Asian shares turn lower after strong earnings boost stocks on Wall St

BANGKOK (AP) — Shares mostly advanced in Asia on Thursday after U.S. stocks rose following better-than-expected profit reports from Morgan Stanley, United Airlines and other big firms.

Chinese markets fell back after officials in Beijing announced the federal government was expanding financing for housing projects to attempt to turn around a slump within the property market triggered by a crackdown on excessive borrowing by developers.

In Hong Kong, the Hang Seng index dropped 1% to twenty,082.63, while the Shanghai Composite index shed 1.1% to three,169.38.

China is attributable to announce its economic growth data for the April-September quarter on Friday. Economists are forecasting annual growth at about 4.5%, in need of the federal government’s goal of about 5%.

China’s leaders have promised more measures to assist boost the economy, but up to now haven’t provided details of stimulus on a scale that might satisfy investors hoping to see reforms which may address long run problems comparable to massive local debt and weak consumer demand.

Plans announced up to now amount to a “bailout” geared toward nurturing a gradual recovery as a substitute of a “V” shaped short-term rebound in prices, economists at ANZ Research said in a report.

“Without announcing a serious shift in housing policy stance, the policy measure is not going to induce massive investment demand in real estate,” the report said. Nevertheless it added that “The package of credit injection is an efficient measure to scale back the financial risks and liquidity crunch faced by the developers and the related supply chains, keeping off a subprime crisis in China.”

In Tokyo, the Nikkei 225 index lost 0.7% to 38,911.19 after the federal government reported Japan’s exports fell 1.7% from a 12 months earlier in September, widening the country’s trade deficit.

Elsewhere in Asia, South Korea’s Kospi slipped lower than 0.1% to 2,609.30 and in Australia the S&P/ASX 200 added 0.9% to eight,355.90.

Taiwan’s Taiex gained 0.2% and India’s Sensex was down 0.5%. In Thailand, the SET gained 0.6% a day after the central bank cut its key rate of interest by 1 / 4 of a percentage point, to 2.25%.

On Wednesday, the S&P 500 picked up 0.5% to five,842.47 to get well much of the slide from its all-time high the day before.
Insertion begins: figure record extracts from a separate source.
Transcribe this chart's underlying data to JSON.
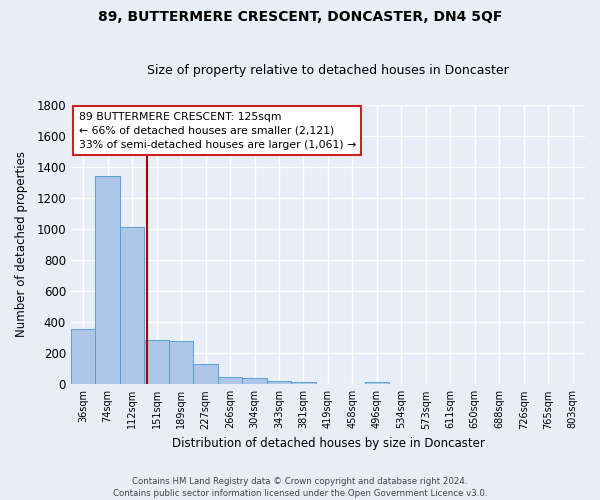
{
  "title": "89, BUTTERMERE CRESCENT, DONCASTER, DN4 5QF",
  "subtitle": "Size of property relative to detached houses in Doncaster",
  "xlabel": "Distribution of detached houses by size in Doncaster",
  "ylabel": "Number of detached properties",
  "footer_line1": "Contains HM Land Registry data © Crown copyright and database right 2024.",
  "footer_line2": "Contains public sector information licensed under the Open Government Licence v3.0.",
  "annotation_line1": "89 BUTTERMERE CRESCENT: 125sqm",
  "annotation_line2": "← 66% of detached houses are smaller (2,121)",
  "annotation_line3": "33% of semi-detached houses are larger (1,061) →",
  "bar_categories": [
    "36sqm",
    "74sqm",
    "112sqm",
    "151sqm",
    "189sqm",
    "227sqm",
    "266sqm",
    "304sqm",
    "343sqm",
    "381sqm",
    "419sqm",
    "458sqm",
    "496sqm",
    "534sqm",
    "573sqm",
    "611sqm",
    "650sqm",
    "688sqm",
    "726sqm",
    "765sqm",
    "803sqm"
  ],
  "bar_values": [
    355,
    1340,
    1010,
    285,
    280,
    130,
    45,
    42,
    22,
    18,
    0,
    0,
    18,
    0,
    0,
    0,
    0,
    0,
    0,
    0,
    0
  ],
  "bar_color": "#aec6e8",
  "bar_edge_color": "#5a9fd4",
  "bg_color": "#e8eef8",
  "grid_color": "#ffffff",
  "vline_x": 2.6,
  "vline_color": "#aa0000",
  "ylim": [
    0,
    1800
  ],
  "yticks": [
    0,
    200,
    400,
    600,
    800,
    1000,
    1200,
    1400,
    1600,
    1800
  ],
  "annotation_box_facecolor": "#ffffff",
  "annotation_box_edgecolor": "#cc2222",
  "title_fontsize": 10,
  "subtitle_fontsize": 9
}
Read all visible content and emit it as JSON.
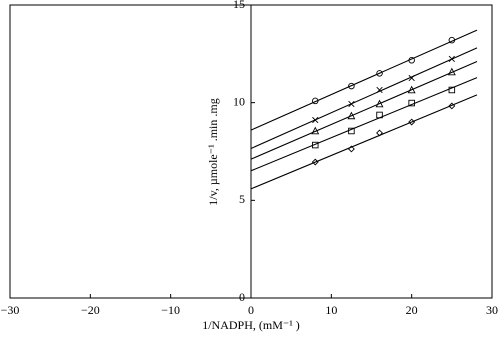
{
  "chart_data": {
    "type": "scatter",
    "x_label": "1/NADPH, (mM⁻¹ )",
    "y_label": "1/v, µmole⁻¹ .min .mg",
    "x": [
      8,
      12.5,
      16,
      20,
      25
    ],
    "series": [
      {
        "marker": "circle",
        "color": "#000000",
        "values": [
          10.09,
          10.85,
          11.5,
          12.17,
          13.2
        ]
      },
      {
        "marker": "cross",
        "color": "#000000",
        "values": [
          9.11,
          9.93,
          10.65,
          11.26,
          12.24
        ]
      },
      {
        "marker": "triangle",
        "color": "#000000",
        "values": [
          8.55,
          9.32,
          9.93,
          10.65,
          11.57
        ]
      },
      {
        "marker": "square",
        "color": "#000000",
        "values": [
          7.83,
          8.55,
          9.37,
          9.98,
          10.65
        ]
      },
      {
        "marker": "diamond",
        "color": "#000000",
        "values": [
          6.96,
          7.63,
          8.45,
          9.01,
          9.83
        ]
      }
    ],
    "fit_lines": true,
    "xlim": [
      -30,
      30
    ],
    "xticks": [
      {
        "value": -30,
        "label": "−30"
      },
      {
        "value": -20,
        "label": "−20"
      },
      {
        "value": -10,
        "label": "−10"
      },
      0,
      10,
      20,
      30
    ],
    "ylim": [
      0,
      15
    ],
    "yticks": [
      0,
      5,
      10,
      15
    ]
  }
}
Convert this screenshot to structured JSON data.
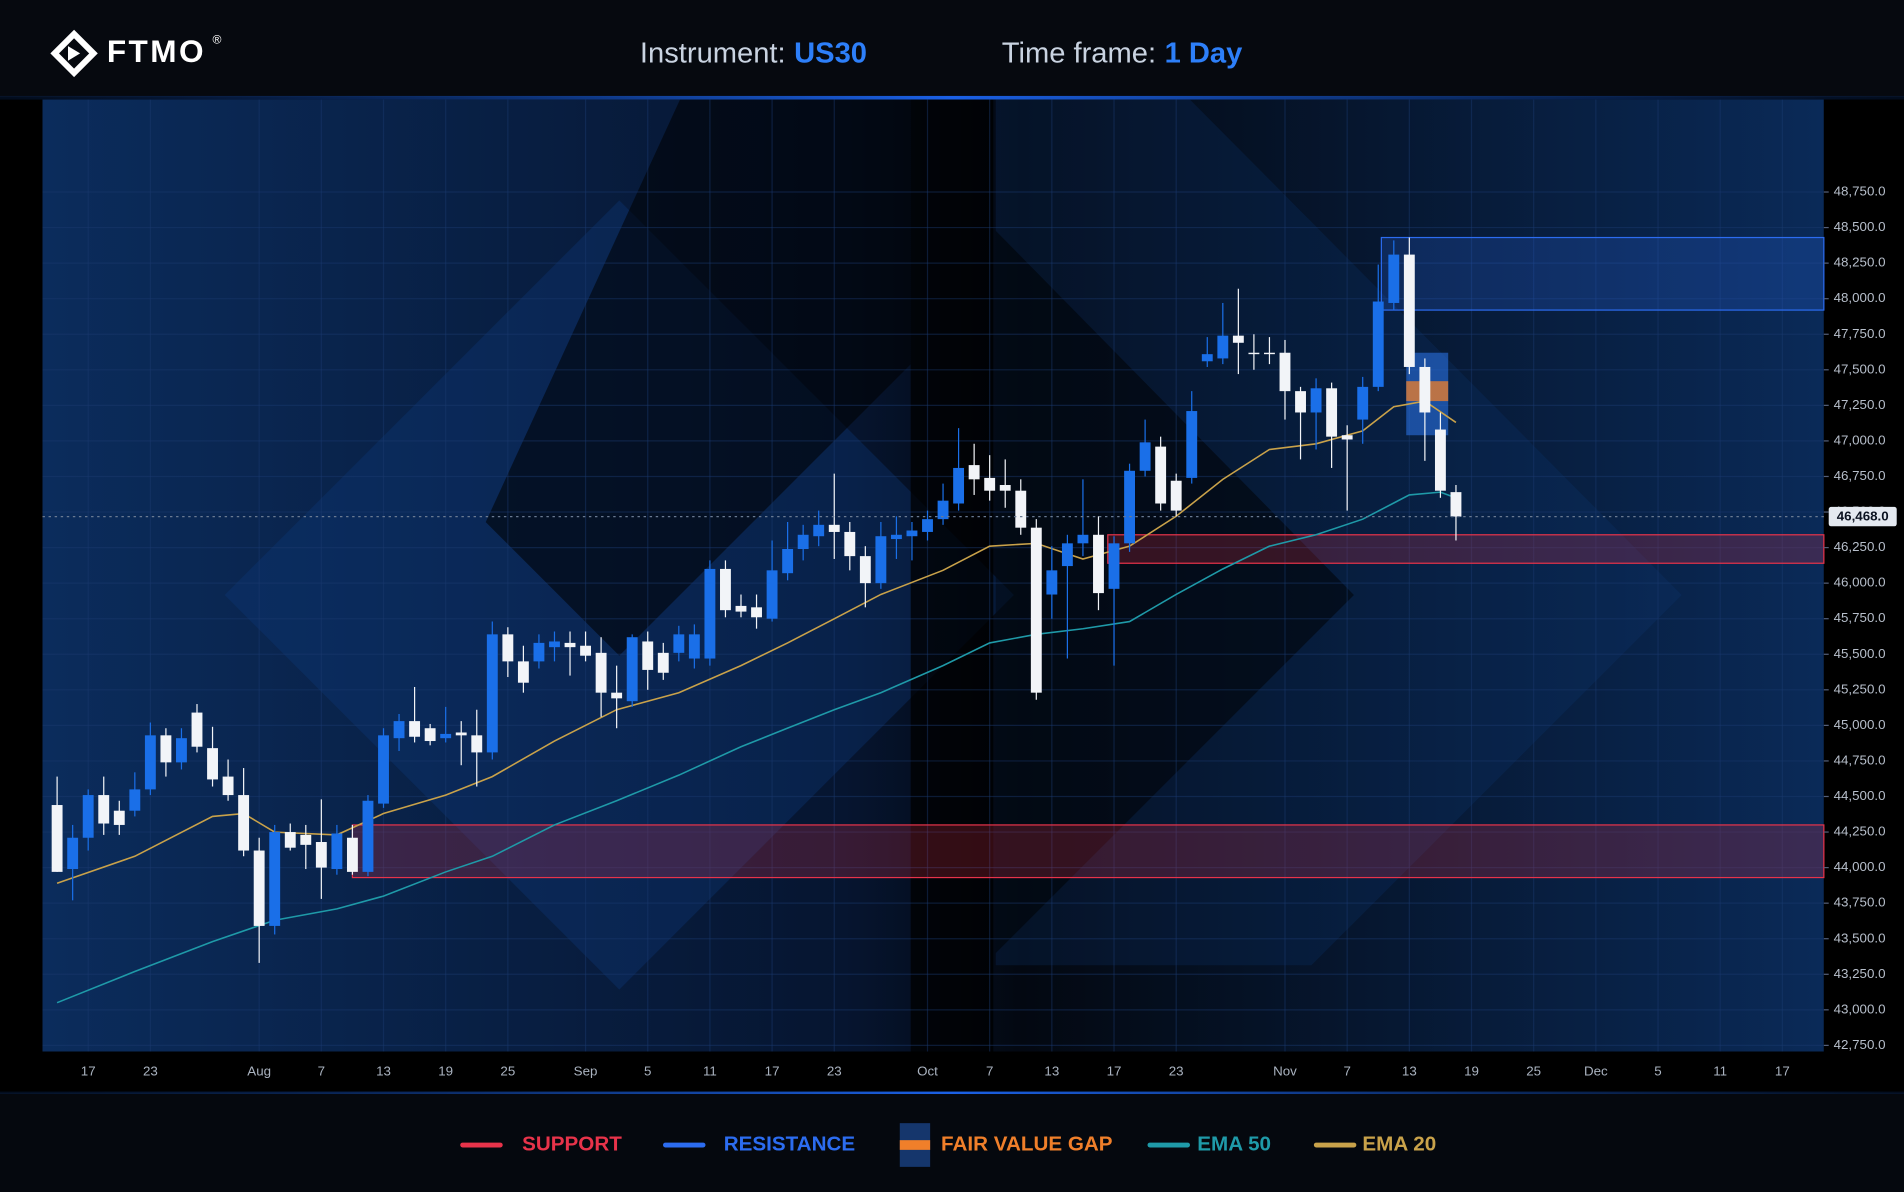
{
  "brand": "FTMO",
  "trademark": "®",
  "chart_data": {
    "type": "candlestick",
    "instrument_label": "Instrument:",
    "instrument": "US30",
    "timeframe_label": "Time frame:",
    "timeframe": "1 Day",
    "up_color": "#1a6fe8",
    "down_color": "#f2f4f8",
    "open": [
      44440,
      43990,
      44210,
      44510,
      44400,
      44400,
      44550,
      44930,
      44740,
      45090,
      44840,
      44640,
      44510,
      44120,
      43590,
      44250,
      44230,
      44180,
      43990,
      44210,
      43970,
      44450,
      44910,
      45030,
      44980,
      44910,
      44950,
      44930,
      44810,
      45640,
      45450,
      45450,
      45550,
      45580,
      45560,
      45510,
      45230,
      45170,
      45590,
      45510,
      45510,
      45470,
      45470,
      46100,
      45840,
      45830,
      45750,
      46070,
      46240,
      46330,
      46410,
      46360,
      46190,
      46000,
      46310,
      46330,
      46360,
      46450,
      46560,
      46830,
      46740,
      46690,
      46650,
      46390,
      45920,
      46120,
      46280,
      46340,
      45960,
      46280,
      46790,
      46960,
      46720,
      46740,
      47560,
      47580,
      47740,
      47620,
      47620,
      47620,
      47350,
      47200,
      47370,
      47040,
      47150,
      47380,
      47970,
      48310,
      47520,
      47080,
      46640
    ],
    "high": [
      44640,
      44300,
      44550,
      44640,
      44470,
      44670,
      45020,
      44980,
      44980,
      45150,
      44990,
      44760,
      44700,
      44210,
      44300,
      44310,
      44300,
      44480,
      44300,
      44300,
      44510,
      44980,
      45080,
      45270,
      45010,
      45130,
      45030,
      45110,
      45730,
      45690,
      45560,
      45640,
      45660,
      45660,
      45660,
      45620,
      45420,
      45640,
      45660,
      45580,
      45700,
      45710,
      46160,
      46160,
      45920,
      45920,
      46300,
      46430,
      46410,
      46510,
      46770,
      46430,
      46260,
      46430,
      46470,
      46430,
      46510,
      46700,
      47090,
      46980,
      46900,
      46870,
      46730,
      46450,
      46260,
      46340,
      46730,
      46470,
      46330,
      46840,
      47150,
      47030,
      46770,
      47350,
      47730,
      47970,
      48070,
      47750,
      47730,
      47710,
      47380,
      47440,
      47410,
      47110,
      47450,
      48240,
      48410,
      48430,
      47580,
      47200,
      46690
    ],
    "low": [
      43970,
      43770,
      44120,
      44230,
      44230,
      44360,
      44510,
      44640,
      44690,
      44810,
      44570,
      44470,
      44080,
      43330,
      43530,
      44120,
      43990,
      43780,
      43950,
      43950,
      43940,
      44420,
      44820,
      44880,
      44860,
      44880,
      44720,
      44570,
      44760,
      45340,
      45230,
      45400,
      45450,
      45350,
      45450,
      45060,
      44980,
      45130,
      45250,
      45320,
      45450,
      45400,
      45420,
      45760,
      45760,
      45680,
      45730,
      46020,
      46160,
      46260,
      46170,
      46090,
      45830,
      45960,
      46170,
      46160,
      46300,
      46410,
      46510,
      46620,
      46580,
      46530,
      46340,
      45180,
      45750,
      45470,
      46190,
      45810,
      45420,
      46220,
      46750,
      46510,
      46470,
      46700,
      47520,
      47540,
      47470,
      47500,
      47540,
      47150,
      46870,
      46940,
      46810,
      46510,
      46980,
      47350,
      47920,
      47470,
      46860,
      46600,
      46300
    ],
    "close": [
      43970,
      44210,
      44510,
      44310,
      44300,
      44550,
      44930,
      44740,
      44910,
      44850,
      44620,
      44510,
      44120,
      43590,
      44250,
      44140,
      44160,
      44000,
      44240,
      43970,
      44470,
      44930,
      45030,
      44920,
      44890,
      44940,
      44930,
      44810,
      45640,
      45450,
      45300,
      45580,
      45590,
      45550,
      45490,
      45230,
      45190,
      45620,
      45390,
      45370,
      45640,
      45640,
      46100,
      45810,
      45800,
      45760,
      46090,
      46240,
      46340,
      46410,
      46360,
      46190,
      46000,
      46330,
      46340,
      46370,
      46450,
      46580,
      46810,
      46730,
      46650,
      46650,
      46390,
      45230,
      46090,
      46280,
      46340,
      45930,
      46280,
      46790,
      46990,
      46560,
      46510,
      47210,
      47610,
      47740,
      47690,
      47610,
      47610,
      47350,
      47200,
      47370,
      47030,
      47010,
      47380,
      47980,
      48310,
      47520,
      47200,
      46650,
      46468
    ],
    "xlim": [
      -0.94,
      113.67
    ],
    "xticks": [
      {
        "value": 2,
        "label": "17"
      },
      {
        "value": 6,
        "label": "23"
      },
      {
        "value": 13,
        "label": "Aug"
      },
      {
        "value": 17,
        "label": "7"
      },
      {
        "value": 21,
        "label": "13"
      },
      {
        "value": 25,
        "label": "19"
      },
      {
        "value": 29,
        "label": "25"
      },
      {
        "value": 34,
        "label": "Sep"
      },
      {
        "value": 38,
        "label": "5"
      },
      {
        "value": 42,
        "label": "11"
      },
      {
        "value": 46,
        "label": "17"
      },
      {
        "value": 50,
        "label": "23"
      },
      {
        "value": 56,
        "label": "Oct"
      },
      {
        "value": 60,
        "label": "7"
      },
      {
        "value": 64,
        "label": "13"
      },
      {
        "value": 68,
        "label": "17"
      },
      {
        "value": 72,
        "label": "23"
      },
      {
        "value": 79,
        "label": "Nov"
      },
      {
        "value": 83,
        "label": "7"
      },
      {
        "value": 87,
        "label": "13"
      },
      {
        "value": 91,
        "label": "19"
      },
      {
        "value": 95,
        "label": "25"
      },
      {
        "value": 99,
        "label": "Dec"
      },
      {
        "value": 103,
        "label": "5"
      },
      {
        "value": 107,
        "label": "11"
      },
      {
        "value": 111,
        "label": "17"
      }
    ],
    "ylim": [
      42707,
      49400
    ],
    "yticks": [
      {
        "value": 42750,
        "label": "42,750.0"
      },
      {
        "value": 43000,
        "label": "43,000.0"
      },
      {
        "value": 43250,
        "label": "43,250.0"
      },
      {
        "value": 43500,
        "label": "43,500.0"
      },
      {
        "value": 43750,
        "label": "43,750.0"
      },
      {
        "value": 44000,
        "label": "44,000.0"
      },
      {
        "value": 44250,
        "label": "44,250.0"
      },
      {
        "value": 44500,
        "label": "44,500.0"
      },
      {
        "value": 44750,
        "label": "44,750.0"
      },
      {
        "value": 45000,
        "label": "45,000.0"
      },
      {
        "value": 45250,
        "label": "45,250.0"
      },
      {
        "value": 45500,
        "label": "45,500.0"
      },
      {
        "value": 45750,
        "label": "45,750.0"
      },
      {
        "value": 46000,
        "label": "46,000.0"
      },
      {
        "value": 46250,
        "label": "46,250.0"
      },
      {
        "value": 46500,
        "label": "46,500.0"
      },
      {
        "value": 46750,
        "label": "46,750.0"
      },
      {
        "value": 47000,
        "label": "47,000.0"
      },
      {
        "value": 47250,
        "label": "47,250.0"
      },
      {
        "value": 47500,
        "label": "47,500.0"
      },
      {
        "value": 47750,
        "label": "47,750.0"
      },
      {
        "value": 48000,
        "label": "48,000.0"
      },
      {
        "value": 48250,
        "label": "48,250.0"
      },
      {
        "value": 48500,
        "label": "48,500.0"
      },
      {
        "value": 48750,
        "label": "48,750.0"
      }
    ],
    "last_price": {
      "value": 46468,
      "label": "46,468.0"
    },
    "series": [
      {
        "name": "EMA 50",
        "color": "#1f9aa8",
        "x": [
          0,
          5,
          10,
          14,
          18,
          21,
          25,
          28,
          32,
          36,
          40,
          44,
          47,
          50,
          53,
          57,
          60,
          63,
          66,
          69,
          72,
          75,
          78,
          81,
          84,
          87,
          89,
          90
        ],
        "values": [
          43050,
          43270,
          43480,
          43630,
          43710,
          43800,
          43970,
          44080,
          44300,
          44470,
          44650,
          44850,
          44980,
          45110,
          45230,
          45420,
          45580,
          45640,
          45680,
          45730,
          45920,
          46100,
          46260,
          46340,
          46450,
          46620,
          46640,
          46600
        ]
      },
      {
        "name": "EMA 20",
        "color": "#c9a24a",
        "x": [
          0,
          5,
          10,
          12,
          14,
          18,
          21,
          25,
          28,
          32,
          36,
          40,
          44,
          47,
          50,
          53,
          57,
          60,
          63,
          66,
          69,
          72,
          75,
          78,
          81,
          84,
          86,
          88,
          90
        ],
        "values": [
          43890,
          44080,
          44360,
          44380,
          44250,
          44230,
          44380,
          44510,
          44640,
          44890,
          45110,
          45230,
          45420,
          45580,
          45750,
          45920,
          46090,
          46260,
          46280,
          46170,
          46260,
          46470,
          46730,
          46940,
          46980,
          47070,
          47240,
          47280,
          47130
        ]
      }
    ],
    "zones": [
      {
        "name": "SUPPORT",
        "color": "#e8334a",
        "bands": [
          {
            "x_start": 67.6,
            "low": 46140,
            "high": 46340
          },
          {
            "x_start": 19.0,
            "low": 43930,
            "high": 44300
          }
        ]
      },
      {
        "name": "RESISTANCE",
        "color": "#2c6cf0",
        "bands": [
          {
            "x_start": 85.2,
            "low": 47920,
            "high": 48430
          }
        ]
      },
      {
        "name": "FAIR VALUE GAP",
        "color": "#2a6fe0",
        "inner_color": "#f07f2a",
        "bands": [
          {
            "x_start": 86.8,
            "x_end": 89.5,
            "low": 47040,
            "high": 47620,
            "inner_low": 47280,
            "inner_high": 47420
          }
        ]
      }
    ]
  }
}
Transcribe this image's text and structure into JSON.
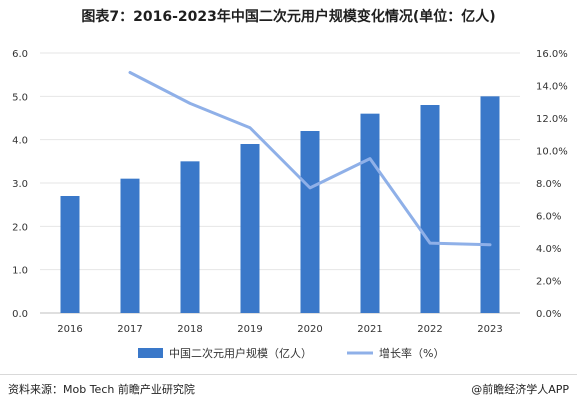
{
  "title": "图表7：2016-2023年中国二次元用户规模变化情况(单位：亿人)",
  "source": "资料来源：Mob Tech 前瞻产业研究院",
  "brand": "@前瞻经济学人APP",
  "colors": {
    "bar": "#3a78c9",
    "line": "#8fb0e8",
    "axis": "#bfbfbf",
    "grid": "#e6e6e6",
    "text": "#333333"
  },
  "chart_data": {
    "type": "bar",
    "categories": [
      "2016",
      "2017",
      "2018",
      "2019",
      "2020",
      "2021",
      "2022",
      "2023"
    ],
    "series": [
      {
        "name": "中国二次元用户规模（亿人）",
        "type": "bar",
        "axis": "left",
        "values": [
          2.7,
          3.1,
          3.5,
          3.9,
          4.2,
          4.6,
          4.8,
          5.0
        ]
      },
      {
        "name": "增长率（%）",
        "type": "line",
        "axis": "right",
        "values": [
          null,
          14.8,
          12.9,
          11.4,
          7.7,
          9.5,
          4.3,
          4.2
        ]
      }
    ],
    "y_left": {
      "min": 0,
      "max": 6,
      "ticks": [
        "0.0",
        "1.0",
        "2.0",
        "3.0",
        "4.0",
        "5.0",
        "6.0"
      ]
    },
    "y_right": {
      "min": 0,
      "max": 16,
      "ticks": [
        "0.0%",
        "2.0%",
        "4.0%",
        "6.0%",
        "8.0%",
        "10.0%",
        "12.0%",
        "14.0%",
        "16.0%"
      ]
    },
    "legend_position": "bottom",
    "grid": true
  }
}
The Dow Jones Industrial Average rose 0.8%, to set a record at 43,077.70. The Nasdaq composite added 0.3% to 18,367.08.

Morgan Stanley rallied 6.4% after reporting stronger profit for the most recent quarter than analysts expected. CEO Ted Pick said the investment bank enjoyed a “constructive environment” in its businesses all over the world. And with stock prices near records, it’s managing even extra money for clients.

United Airlines flew 12.4% higher after reporting a milder drop in summer profit than expected and announcing plans to send as much as $1.5 billion to its shareholders by buying back its stock. J.B. Hunt Transport Services motored up by 3.1% after the freight company delivered better-than-expected results.

Energy stocks were holding steadier, including a 0.3% tick higher for Exxon Mobil, a day after sliding to a number of the market’s worst losses.

They’ve been generally following the value of oil, which has fallen back as worries recede that Israel will attack Iranian oil facilities as a part of its retaliation for Iran’s missile attack early this month. Iran is a serious producer of crude, and a strike could upend its exports to China and elsewhere. Concerns in regards to the strength of demand due to China’s flagging economic growth have also hit oil prices.

Early Wednesday, U.S. benchmark crude oil slipped 14 cents at $70.25 per barrel in electronic trading on the Latest York Mercantile Exchange. Brent crude, the international standard, gave up 15 cents to $74.07 per barrel.

The dollar rose to 149.78 Japanese yen from 149.64 yen. The euro fell to $1.0859 from $1.0862.